As noted earlier, the brain develops in a use-dependent manner. Neural systems that are used become more dominant, those that are not grow less so. As a child grows, many systems of the brain require stimulation if they are to develop. Furthermore, this use-dependent development must occur at specific times in order for these systems to function at their best. If this “sensitive period” is missed, some systems may never be able to reach their full potential. In some cases the neglect-related deficit may be permanent. For example, if one of a kitten's eyes is kept closed during the first few weeks of its life, it will be blind in that eye, even though the eye is completely normal. The visual circuitry of the
brain requires normal experience of sight in order to wire itself; lacking visual stimuli, the neurons in the closed eye fail to make crucial connections and the opportunity for sight and depth perception is lost. Similarly, if a child is not exposed to language during his early life, he may never be able to speak or understand speech normally. If a child doesn't become fluent in a second language before puberty, he will almost always speak any new language he does learn with an accent.

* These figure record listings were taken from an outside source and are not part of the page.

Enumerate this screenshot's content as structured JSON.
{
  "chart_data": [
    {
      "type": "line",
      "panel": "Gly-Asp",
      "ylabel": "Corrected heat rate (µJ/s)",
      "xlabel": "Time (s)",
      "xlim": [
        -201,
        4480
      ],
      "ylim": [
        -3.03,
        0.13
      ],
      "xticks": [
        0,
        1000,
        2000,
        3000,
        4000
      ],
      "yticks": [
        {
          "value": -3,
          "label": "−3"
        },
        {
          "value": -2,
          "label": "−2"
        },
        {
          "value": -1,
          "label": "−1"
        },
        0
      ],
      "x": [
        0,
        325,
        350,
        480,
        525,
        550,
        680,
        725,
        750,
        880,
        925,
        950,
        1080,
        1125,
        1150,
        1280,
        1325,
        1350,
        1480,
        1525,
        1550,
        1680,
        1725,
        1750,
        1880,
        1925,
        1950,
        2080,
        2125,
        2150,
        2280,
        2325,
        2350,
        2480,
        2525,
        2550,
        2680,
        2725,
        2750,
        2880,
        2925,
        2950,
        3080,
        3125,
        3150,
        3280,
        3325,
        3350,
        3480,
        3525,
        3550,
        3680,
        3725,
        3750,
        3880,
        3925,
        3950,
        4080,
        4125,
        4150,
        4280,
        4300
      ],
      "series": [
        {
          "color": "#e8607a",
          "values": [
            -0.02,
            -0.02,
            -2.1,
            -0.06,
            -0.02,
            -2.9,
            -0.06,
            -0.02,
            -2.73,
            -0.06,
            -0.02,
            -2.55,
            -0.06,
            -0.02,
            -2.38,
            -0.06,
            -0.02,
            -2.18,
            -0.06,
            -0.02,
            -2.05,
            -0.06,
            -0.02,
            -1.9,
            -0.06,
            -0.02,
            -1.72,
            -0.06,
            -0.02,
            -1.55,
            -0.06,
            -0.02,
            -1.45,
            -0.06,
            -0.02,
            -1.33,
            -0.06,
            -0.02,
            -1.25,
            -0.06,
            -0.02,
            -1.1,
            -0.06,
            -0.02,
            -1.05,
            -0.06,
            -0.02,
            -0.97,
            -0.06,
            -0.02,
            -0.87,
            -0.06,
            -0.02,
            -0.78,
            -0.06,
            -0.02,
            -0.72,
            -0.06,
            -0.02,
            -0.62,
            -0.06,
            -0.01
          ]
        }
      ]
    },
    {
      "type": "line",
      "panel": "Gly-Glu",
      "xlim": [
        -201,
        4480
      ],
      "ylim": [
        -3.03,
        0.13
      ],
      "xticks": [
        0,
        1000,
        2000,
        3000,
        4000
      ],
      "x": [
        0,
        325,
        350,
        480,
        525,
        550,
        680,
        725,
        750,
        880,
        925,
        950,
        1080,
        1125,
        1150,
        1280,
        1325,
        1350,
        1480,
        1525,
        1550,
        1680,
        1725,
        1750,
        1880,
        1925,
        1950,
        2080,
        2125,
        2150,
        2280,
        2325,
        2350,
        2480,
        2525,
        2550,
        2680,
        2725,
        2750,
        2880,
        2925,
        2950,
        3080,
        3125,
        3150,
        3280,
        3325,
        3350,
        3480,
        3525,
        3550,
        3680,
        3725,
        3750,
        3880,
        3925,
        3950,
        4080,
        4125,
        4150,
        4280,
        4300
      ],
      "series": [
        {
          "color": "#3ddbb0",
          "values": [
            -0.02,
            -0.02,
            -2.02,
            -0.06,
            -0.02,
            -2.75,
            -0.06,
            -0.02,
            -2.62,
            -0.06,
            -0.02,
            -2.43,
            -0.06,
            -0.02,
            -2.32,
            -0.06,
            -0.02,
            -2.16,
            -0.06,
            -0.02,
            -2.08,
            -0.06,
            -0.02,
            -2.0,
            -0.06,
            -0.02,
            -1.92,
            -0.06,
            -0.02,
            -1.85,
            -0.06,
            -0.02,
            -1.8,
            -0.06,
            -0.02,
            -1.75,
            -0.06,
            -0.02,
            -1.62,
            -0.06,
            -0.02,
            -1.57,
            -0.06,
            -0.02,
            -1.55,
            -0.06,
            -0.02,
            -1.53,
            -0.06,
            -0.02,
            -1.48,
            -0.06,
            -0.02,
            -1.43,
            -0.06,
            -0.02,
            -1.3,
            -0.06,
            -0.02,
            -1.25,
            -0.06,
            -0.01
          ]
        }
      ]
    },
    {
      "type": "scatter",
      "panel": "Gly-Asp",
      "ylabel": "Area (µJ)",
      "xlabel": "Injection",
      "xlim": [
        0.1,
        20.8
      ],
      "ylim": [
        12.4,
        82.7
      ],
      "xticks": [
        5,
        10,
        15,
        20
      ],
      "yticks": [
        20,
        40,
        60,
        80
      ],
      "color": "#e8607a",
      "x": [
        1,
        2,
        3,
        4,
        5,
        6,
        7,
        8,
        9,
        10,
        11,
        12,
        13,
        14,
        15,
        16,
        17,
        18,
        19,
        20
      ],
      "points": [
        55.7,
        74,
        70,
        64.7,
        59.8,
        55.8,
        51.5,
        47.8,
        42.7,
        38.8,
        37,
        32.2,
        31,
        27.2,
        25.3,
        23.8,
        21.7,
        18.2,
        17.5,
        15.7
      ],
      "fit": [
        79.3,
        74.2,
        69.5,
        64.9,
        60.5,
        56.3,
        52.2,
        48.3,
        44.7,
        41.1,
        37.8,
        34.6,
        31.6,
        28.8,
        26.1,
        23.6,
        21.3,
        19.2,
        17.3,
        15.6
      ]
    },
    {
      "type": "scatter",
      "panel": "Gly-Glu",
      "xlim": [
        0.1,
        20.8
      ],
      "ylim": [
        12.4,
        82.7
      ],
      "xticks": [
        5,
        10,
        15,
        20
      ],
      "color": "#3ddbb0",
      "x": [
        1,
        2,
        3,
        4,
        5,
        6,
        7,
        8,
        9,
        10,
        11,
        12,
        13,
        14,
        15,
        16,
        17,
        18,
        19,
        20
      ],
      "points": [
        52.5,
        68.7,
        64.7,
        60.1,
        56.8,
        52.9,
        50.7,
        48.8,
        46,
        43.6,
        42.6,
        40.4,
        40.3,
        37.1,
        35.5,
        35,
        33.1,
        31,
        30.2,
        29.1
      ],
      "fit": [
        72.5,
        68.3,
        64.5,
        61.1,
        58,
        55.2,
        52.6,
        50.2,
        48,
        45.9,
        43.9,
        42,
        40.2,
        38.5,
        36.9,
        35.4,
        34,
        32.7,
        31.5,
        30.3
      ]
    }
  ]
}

While we don't know whether there is a fixed “sensitive period” for the development of normal attachment the way there appears to be for language and sight, research does suggest that experiences like Virginia's, in which children are not allowed the chance to develop permanent relationships with one or two primary caregivers during their first three years of life have lasting effects on people's ability to relate normally and affectionately to each other. Children who don't get consistent, physical affection or the chance to build loving bonds simply don't receive the patterned, repetitive stimulation necessary to properly build the systems in the brain that connect reward, pleasure and human-to-human interactions. This is what had happened to Virginia. As a result of transient and fragmented caregiving during childhood she just didn't get the same degree of reward—pleasure, if you will—from holding, smelling and interacting with her baby that most mothers would.
At the age of five Virginia had finally settled into what would be her most permanent childhood home. Her foster parents were loving, highly moral. Christian people, and good parents. They taught her manners. They taught her to “do unto others.” They provided a basic, humane, script for normal behavior. They taught her that stealing was wrong, so she didn't take things from others without permission. They taught her that drugs were bad for you, so she didn't use drugs. They taught her to work hard and go to school, so she did that, too. They wanted to adopt her and she wanted to be adopted by them, but the state never terminated the parental rights of her biological parents and there was occasional talk by her caseworkers of the potential for reuniting her with her biological mother, so the adoption never went through. Unfortunately,
this meant that when she turned eighteen, the state was no longer legally “responsible” for Virginia. As a result she had to leave her foster home and the foster parents were told to have no further contact with her. Their future as foster parents for other children was linked to their compliance with the wishes of the caseworkers. Because of yet another inhumane child welfare policy—one aimed at reducing the system's legal liabilities, not protecting children—Virginia lost the only parents she'd ever really known.